Could a can of soup be art? No, wait, I said that wrong. Can a painting of a soup can be art? A clean, exact reproduction: can that be a work of art?
The question of course pertains to pop artist Andy Warhol. In 1962, he painted a precise rendering of a can of Campbell’s tomato soup on a white, blank background, and it became one of the most famous works of art of the 20th century.
The Campbell’s soup can was something of an American icon at the time, and Warhol ultimately created a series of 32 canvases, one for each flavor of soup then available. As do many flavors of modernism, Warhol’s work creates skepticism among some people. It’s difficult to see why prepackaged imagery, no matter how skillfully mimicked onto a canvas, should qualify as original art. (more)

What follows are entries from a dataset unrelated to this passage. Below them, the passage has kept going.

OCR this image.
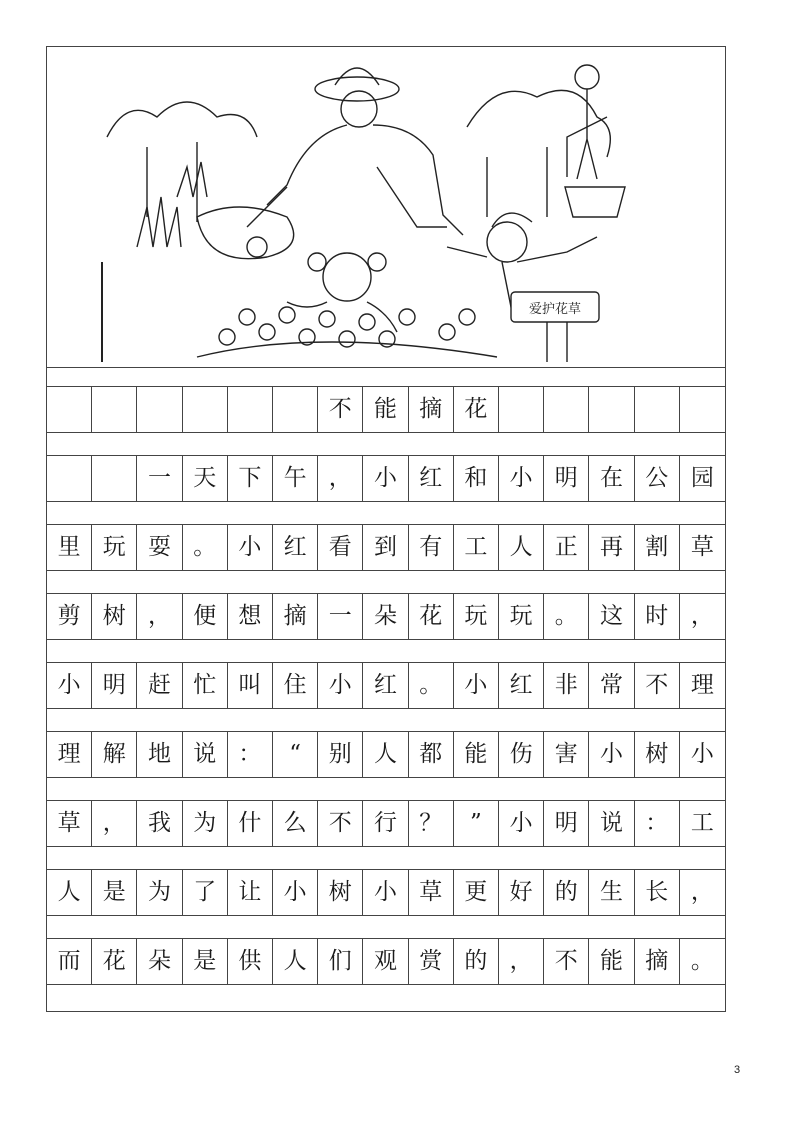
爱护花草
不 能 摘 花
一 天 下 午 ， 小 红 和 小 明 在 公 园
里 玩 耍 。 小 红 看 到 有 工 人 正 再 割 草
剪 树 ， 便 想 摘 一 朵 花 玩 玩 。 这 时 ，
小 明 赶 忙 叫 住 小 红 。 小 红 非 常 不 理
理 解 地 说 ：	“	别 人 都 能 伤 害 小 树 小
草 ， 我 为 什 么 不 行 ？	”	小 明 说 ： 工
人 是 为 了 让 小 树 小 草 更 好 的 生 长 ，
而 花 朵 是 供 人 们 观 赏 的 ， 不 能 摘 。
3
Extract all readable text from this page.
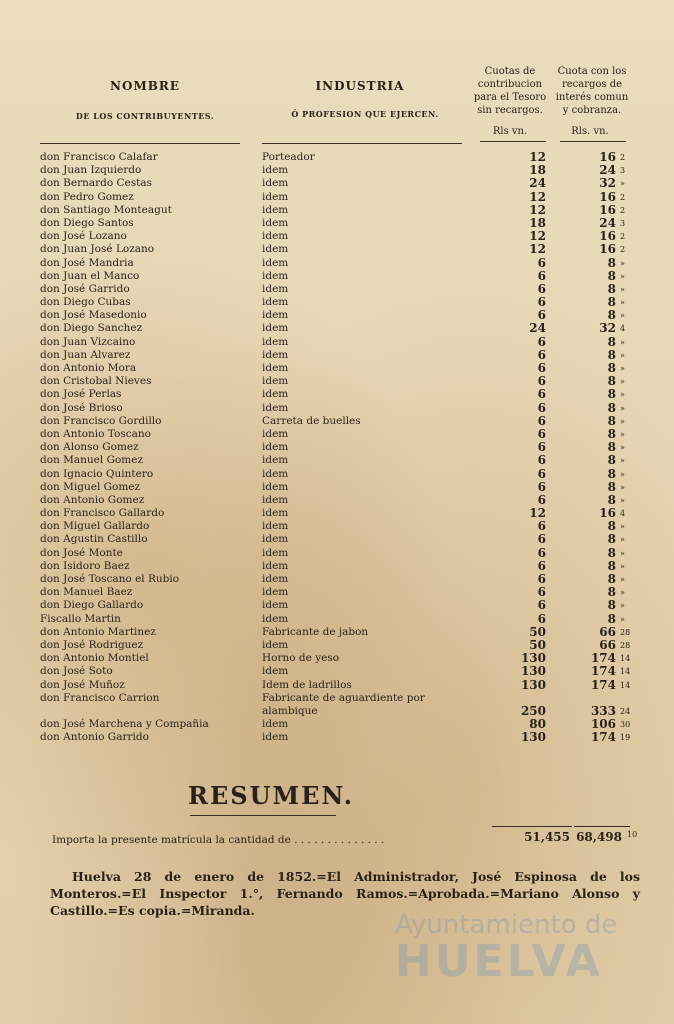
NOMBRE
DE LOS CONTRIBUYENTES.
INDUSTRIA
Ó PROFESION QUE EJERCEN.
Cuotas de contribucion para el Tesoro sin recargos.
Cuota con los recargos de interés comun y cobranza.
Rls vn.	Rls. vn.
don Francisco Calafar	Porteador	12	16 2
don Juan Izquierdo	idem	18	24 3
don Bernardo Cestas	idem	24	32 »
don Pedro Gomez	idem	12	16 2
don Santiago Monteagut	idem	12	16 2
don Diego Santos	idem	18	24 3
don José Lozano	idem	12	16 2
don Juan José Lozano	idem	12	16 2
don José Mandria	idem	6	8 »
don Juan el Manco	idem	6	8 »
don José Garrido	idem	6	8 »
don Diego Cubas	idem	6	8 »
don José Masedonio	idem	6	8 »
don Diego Sanchez	idem	24	32 4
don Juan Vizcaino	idem	6	8 »
don Juan Alvarez	idem	6	8 »
don Antonio Mora	idem	6	8 »
don Cristobal Nieves	idem	6	8 »
don José Perlas	idem	6	8 »
don José Brioso	idem	6	8 »
don Francisco Gordillo	Carreta de buelles	6	8 »
don Antonio Toscano	idem	6	8 »
don Alonso Gomez	idem	6	8 »
don Manuel Gomez	idem	6	8 »
don Ignacio Quintero	idem	6	8 »
don Miguel Gomez	idem	6	8 »
don Antonio Gomez	idem	6	8 »
don Francisco Gallardo	idem	12	16 4
don Miguel Gallardo	idem	6	8 »
don Agustin Castillo	idem	6	8 »
don José Monte	idem	6	8 »
don Isidoro Baez	idem	6	8 »
don José Toscano el Rubio	idem	6	8 »
don Manuel Baez	idem	6	8 »
don Diego Gallardo	idem	6	8 »
Fiscallo Martin	idem	6	8 »
don Antonio Martinez	Fabricante de jabon	50	66 28
don José Rodriguez	idem	50	66 28
don Antonio Montiel	Horno de yeso	130	174 14
don José Soto	idem	130	174 14
don José Muñoz	Idem de ladrillos	130	174 14
don Francisco Carrion	Fabricante de aguardiente por alambique	250	333 24
don José Marchena y Compañia	idem	80	106 30
don Antonio Garrido	idem	130	174 19
RESUMEN.
Importa la presente matrícula la cantidad de . . . . . . . . . . . . . .	51,455 68,498 10
Huelva 28 de enero de 1852.=El Administrador, José Espinosa de los Monteros.=El Inspector 1.°, Fernando Ramos.=Aprobada.=Mariano Alonso y Castillo.=Es copia.=Miranda.	Ayuntamiento de
HUELVA
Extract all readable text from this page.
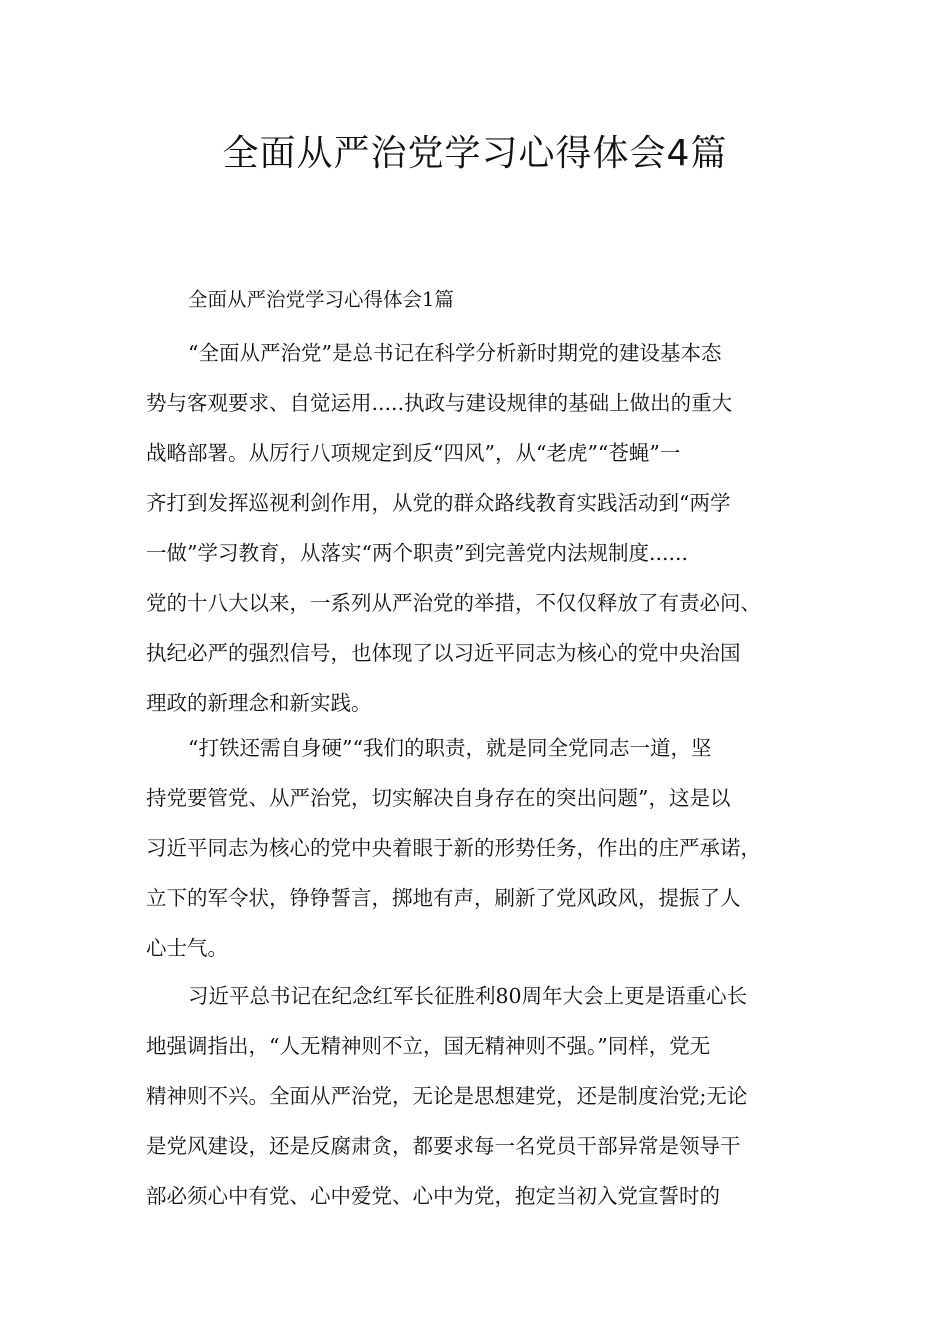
全面从严治党学习心得体会4篇

全面从严治党学习心得体会1篇

“全面从严治党”是总书记在科学分析新时期党的建设基本态
势与客观要求、自觉运用.....执政与建设规律的基础上做出的重大
战略部署。从厉行八项规定到反“四风”，从“老虎”“苍蝇”一
齐打到发挥巡视利剑作用，从党的群众路线教育实践活动到“两学
一做”学习教育，从落实“两个职责”到完善党内法规制度......
党的十八大以来，一系列从严治党的举措，不仅仅释放了有责必问、
执纪必严的强烈信号，也体现了以习近平同志为核心的党中央治国
理政的新理念和新实践。
“打铁还需自身硬”“我们的职责，就是同全党同志一道，坚
持党要管党、从严治党，切实解决自身存在的突出问题”，这是以
习近平同志为核心的党中央着眼于新的形势任务，作出的庄严承诺，
立下的军令状，铮铮誓言，掷地有声，刷新了党风政风，提振了人
心士气。
习近平总书记在纪念红军长征胜利80周年大会上更是语重心长
地强调指出，“人无精神则不立，国无精神则不强。”同样，党无
精神则不兴。全面从严治党，无论是思想建党，还是制度治党;无论
是党风建设，还是反腐肃贪，都要求每一名党员干部异常是领导干
部必须心中有党、心中爱党、心中为党，抱定当初入党宣誓时的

But the matter really comes down to what we assume the job of art to be. Is it simply to express the innermost thoughts and feelings of the artist like a pop song? Or is its job to look exactly like that which it is representing, like the work of Norman Rockwell or the Dutch Masters? If that’s the case, there are lots of popular paintings that may lose the label of art. Plus, after the advent of photography, few painters could compete with a camera just in terms of mere realism.
Artists have to decide what the salient features are of the culture they seek to portray and interpret. This crucial act of inspired choosing is as much if not more a part of the artist’s job than precise reproduction. Sometimes that salient cultural feature is a specific person: George Washington for instance, in the years of the American Revolution. At other times it may be someone anonymous: a cowboy for example, and an artist like Frederic Remington brought that feature into focus through his art.

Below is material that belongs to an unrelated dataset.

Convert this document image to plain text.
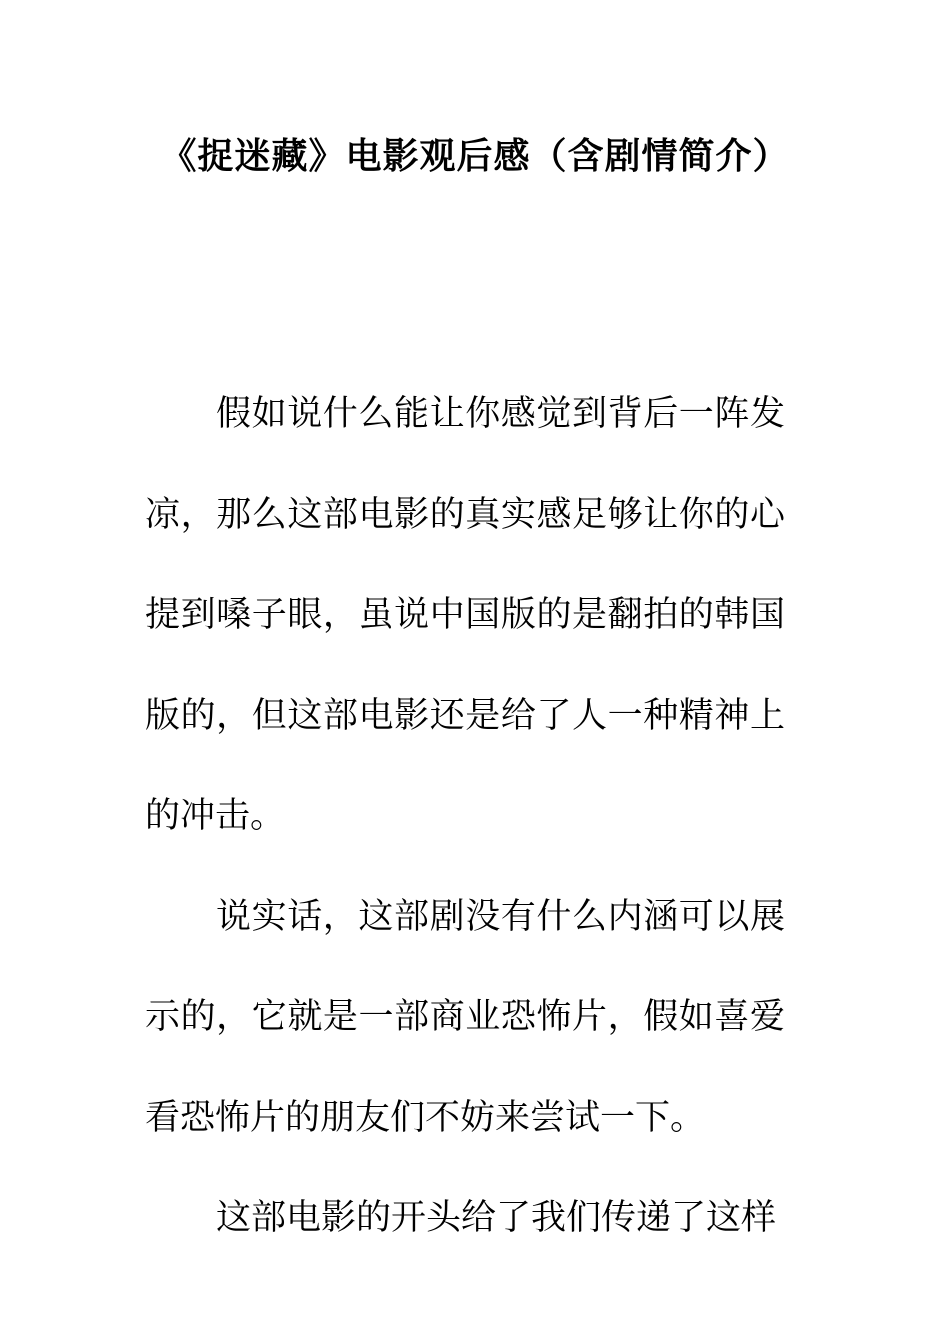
《捉迷藏》电影观后感（含剧情简介）

假如说什么能让你感觉到背后一阵发凉，那么这部电影的真实感足够让你的心提到嗓子眼，虽说中国版的是翻拍的韩国版的，但这部电影还是给了人一种精神上的冲击。

说实话，这部剧没有什么内涵可以展示的，它就是一部商业恐怖片，假如喜爱看恐怖片的朋友们不妨来尝试一下。

这部电影的开头给了我们传递了这样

Like any form of serious art, pop is a window on the time in which it was created. By the late 1950s, the salient cultural features of the United States had become movie stars and mass-produced consumer goods. The Coca-Cola bottle, the comic strip and Elvis Presley were as representative of the time as the cowboy had been 75 years before. Mass produced images had become the image of America itself. To pop artists, this seemed self-evident, but it set them radically apart from their individualistic, expressionist predecessors.
Most elite opinion of the day assumed that Warhol’s work was intended to be a critique of crass American materialism, but Warhol didn’t mean it that way. Like Remington’s cowboys, it was an image that for him reflected the American idea. It’s what American culture looked like. And capturing that is what a good artist does.